ECB: A Dovish, Holding Hand

Going into the ECB meeting there were expectations that after the ECB’s strategic review, the ECB would be revealing a more dovish hand. At the heart of those dovish expectations was the theory that the ECB would somehow morph the emergency PEPP purchase program (due to expire in 2022) into the standard €20 billion a month AP program. This was hinted at in the run-up to the meeting by Christine Lagarde who said that the PEPP could ‘change’ into something else. However, the statement was not explicit. It was a case of trying to read between the lines.
Balancing act
Within the GC are fiscal conservatives like Germany and the more liberally minded Italians, so getting an agreement was always going to be tough.
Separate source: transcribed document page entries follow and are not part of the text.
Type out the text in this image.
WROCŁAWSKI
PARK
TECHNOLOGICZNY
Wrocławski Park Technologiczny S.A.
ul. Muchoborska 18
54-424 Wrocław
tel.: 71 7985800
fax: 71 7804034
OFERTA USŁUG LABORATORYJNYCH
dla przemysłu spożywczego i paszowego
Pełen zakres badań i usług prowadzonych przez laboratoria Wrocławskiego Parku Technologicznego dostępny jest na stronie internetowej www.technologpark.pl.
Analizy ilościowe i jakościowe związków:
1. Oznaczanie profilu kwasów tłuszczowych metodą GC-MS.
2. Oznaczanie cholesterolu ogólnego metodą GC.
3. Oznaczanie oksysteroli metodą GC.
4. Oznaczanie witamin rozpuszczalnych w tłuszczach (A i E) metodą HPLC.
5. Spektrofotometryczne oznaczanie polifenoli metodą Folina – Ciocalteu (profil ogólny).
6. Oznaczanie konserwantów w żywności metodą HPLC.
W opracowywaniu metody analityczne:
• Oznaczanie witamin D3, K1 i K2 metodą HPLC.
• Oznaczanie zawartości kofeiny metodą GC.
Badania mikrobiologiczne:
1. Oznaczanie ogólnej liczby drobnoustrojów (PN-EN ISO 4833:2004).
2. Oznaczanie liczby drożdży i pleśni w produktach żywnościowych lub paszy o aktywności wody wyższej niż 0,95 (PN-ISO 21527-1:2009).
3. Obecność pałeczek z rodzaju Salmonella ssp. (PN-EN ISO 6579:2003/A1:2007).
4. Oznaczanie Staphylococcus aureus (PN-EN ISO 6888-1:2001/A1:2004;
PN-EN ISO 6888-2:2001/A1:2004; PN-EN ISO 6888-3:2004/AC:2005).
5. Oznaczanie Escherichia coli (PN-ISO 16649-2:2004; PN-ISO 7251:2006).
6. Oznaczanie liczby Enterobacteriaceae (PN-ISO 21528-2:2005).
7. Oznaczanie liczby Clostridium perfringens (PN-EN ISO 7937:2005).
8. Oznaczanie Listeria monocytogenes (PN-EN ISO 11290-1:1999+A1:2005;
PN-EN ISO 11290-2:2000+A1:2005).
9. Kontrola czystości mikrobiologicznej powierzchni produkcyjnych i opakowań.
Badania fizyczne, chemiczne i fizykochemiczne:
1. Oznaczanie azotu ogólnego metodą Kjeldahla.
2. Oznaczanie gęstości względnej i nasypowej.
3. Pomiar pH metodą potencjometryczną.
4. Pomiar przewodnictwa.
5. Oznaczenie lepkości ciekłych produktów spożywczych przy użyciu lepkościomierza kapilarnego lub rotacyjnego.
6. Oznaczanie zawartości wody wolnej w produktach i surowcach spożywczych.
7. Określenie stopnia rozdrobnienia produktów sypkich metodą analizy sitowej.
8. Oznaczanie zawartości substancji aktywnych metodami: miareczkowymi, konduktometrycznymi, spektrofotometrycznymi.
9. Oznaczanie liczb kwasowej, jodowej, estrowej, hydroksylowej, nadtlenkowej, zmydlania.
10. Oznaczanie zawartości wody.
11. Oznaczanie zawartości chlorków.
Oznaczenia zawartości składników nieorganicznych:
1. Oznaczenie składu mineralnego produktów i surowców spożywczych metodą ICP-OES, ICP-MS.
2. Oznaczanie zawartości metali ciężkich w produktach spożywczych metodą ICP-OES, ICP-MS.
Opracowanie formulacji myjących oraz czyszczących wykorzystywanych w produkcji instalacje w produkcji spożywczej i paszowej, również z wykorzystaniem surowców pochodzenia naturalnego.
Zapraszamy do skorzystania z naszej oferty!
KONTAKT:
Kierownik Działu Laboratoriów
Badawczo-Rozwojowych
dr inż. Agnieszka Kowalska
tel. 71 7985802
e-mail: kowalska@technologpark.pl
This meeting really showed that there is still work to be done and ultimately the doves were disappointed. Rates were unchanged and so too were both the PEPP and the AP programs. So, here is what could be gleaned from the meeting.
Rates
Christine Lagarde said that they were at the ‘effective lower bound’. However, the statement explicitly says that, ‘the Governing Council expects key interest rates to remain at their present or lower levels…’
Dovish message?
Not so according to Christine Lagarde. The New ECB message is not that the ECB is ‘lower for longer’. Apparently, PEPP was not discussed and neither was the link between APP and interest rates
Disagreement
Christine Lagarde noted some ‘marginal’ disagreement in this months meeting concerning the calibration of some aspects of the forward guidance. Germany’s Weidmann & Belgium’s Wunsch opposed the ECB’s new guidance according to Bloomberg as it signalled a commitment to lower rates for longer. In addition to these two members, sources note that several more voiced objections due to the length of commitment and a lack of clarity.
Inflation
The ECB will accept an overshoot of inflation which they expect to be temporarily higher. Remember, the know have a symmetric 2% target. Some members wanted to aim for ‘at least 2% inflation’, not just 2% inflation.
The bottom line
It was a dovish meeting. The EUR chopped around at the meeting and in the press conference, but in the end, the EURUSD pair dropped lower as the message was, in its lack of hawkish tones, not a denial of the dovish expectations. Is the ECB really lower for longer? Probably, but incoming data will be important here.